Every event organizer knows the drill: you've booked 25 speakers, and now you need a bio, a headshot, a talk title, and slides from each one — by different deadlines, in different formats, scattered across email threads. By show week you're chasing the last five people and renaming headshot-final-FINAL-2.jpg at midnight.
It doesn't have to work that way. Here's a repeatable process for collecting speaker materials cleanly — what to ask for, when to ask, and how to track every item so nothing slips before showtime.
Before you send a single request, decide your full list. Asking for everything once beats five follow-up emails. A typical conference needs:
Pin down the exact specs up front (dimensions, formats, word counts). Vague asks are the #1 cause of wrong files and re-dos.
List each item a speaker must submit and the exact requirement next to it ("Headshot — JPG/PNG, min 1000×1000px"). This becomes the single source of truth you'll track against. Set two deadline tiers: bio/headshot/title early (for promo) and slides later (closer to the event).

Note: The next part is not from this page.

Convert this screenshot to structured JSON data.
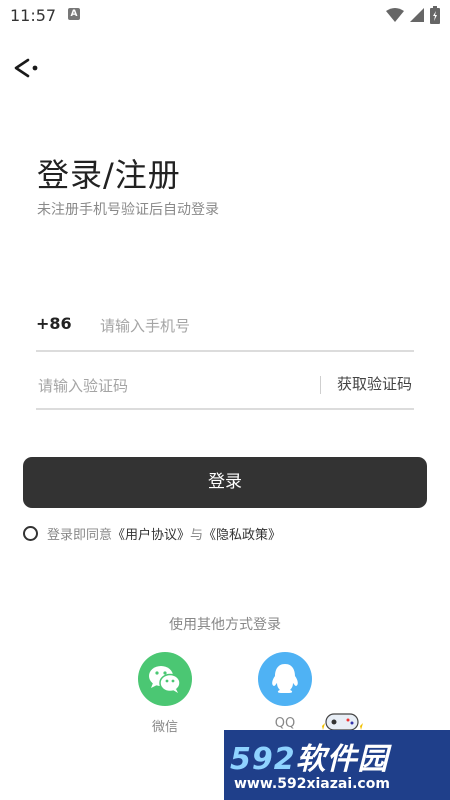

Don't collect in a shared folder or a reply-all thread. Each speaker should get a private link where they submit their items — so files arrive labeled by person, not as 25 anonymous attachments named IMG_4471.jpg. Avoid tools that force speakers to create an account; every extra login step costs you completion.
The painful part of speaker wrangling isn't receiving files — it's knowing who still owes you what. Use a view that shows each speaker and each item as outstanding / submitted / approved, so you can chase only the people who are actually missing something instead of emailing everyone.
When a file comes in wrong (low-res headshot, off-spec deck), you need a clean way to say "redo this" without it getting lost. Approve good submissions, request a new version where needed, and mark the final version explicitly — so versioning doesn't become bio_v3_realfinal.docx.
Once everything's in, export a single organized folder with files auto-named by speaker and item (jane-doe_headshot.jpg, jane-doe_slides.pdf). That folder is what you hand to your designer, AV team, and web team — no manual renaming, no "which headshot was the final one?"
You can run all five steps manually with a spreadsheet plus a Drive or Dropbox folder — but you'll do the tracking, renaming, and chasing yourself. A purpose-built collection tool like Draftpile does steps 2–5 for you:
Draftpile is free for 3 rooms; Pro is $19/mo or $190/yr for custom branding and unlimited rooms. See the Draftpile for events page for the full walkthrough, or how it compares to a plain transfer tool in Draftpile vs WeTransfer.
Collect every speaker's bio, headshot, and slides in one room.Give each speaker a private link, see who's still outstanding at a glance, and export a clean named folder for your design and AV teams. Free for 3 rooms — no account required.
Send each speaker a single request listing exactly what you need (headshot specs, short and long bio, talk title) with a clear deadline, and collect through a private upload link per speaker rather than email attachments. A purpose-built tool like Draftpile gives each speaker their own link, tracks which items are still outstanding, and exports a clean named folder — so you're not chasing inboxes or renaming files.
Most events need a high-res headshot, a short and long bio, the talk title and session description, the slide deck (usually due later), a company logo, social handles and pronouns, and any A/V or accessibility requirements. Specify exact formats and dimensions up front to avoid wrong files.
Set two deadline tiers (bio/headshot/title early for promo, slides closer to the event), ask for everything in one upfront request, and use a tool that shows per-speaker status so you can send reminders only to the people who are actually missing something.
Yes — choose a tool that allows link-based uploads without sign-in. Draftpile, Dropbox File Requests, and Jotform let speakers upload via a link with no account. Avoid Google Forms file uploads and shared Google Drive folders for this, since both require speakers to have a Google account.
Collect each speaker's items under one labeled link, mark the final version of each file, and export a single folder with files auto-named by speaker and item (e.g. jane-doe_headshot.jpg). That gives your design, web, and AV teams one clean handoff instead of a pile of IMG_xxxx attachments.
CFP platforms like Sessionize handle talk submission and review before speakers are selected. This guide covers material collection after selection — gathering the final bios, headshots, and slides you need to run the event. Many organizers use a CFP tool to choose speakers, then a collection tool to gather the assets.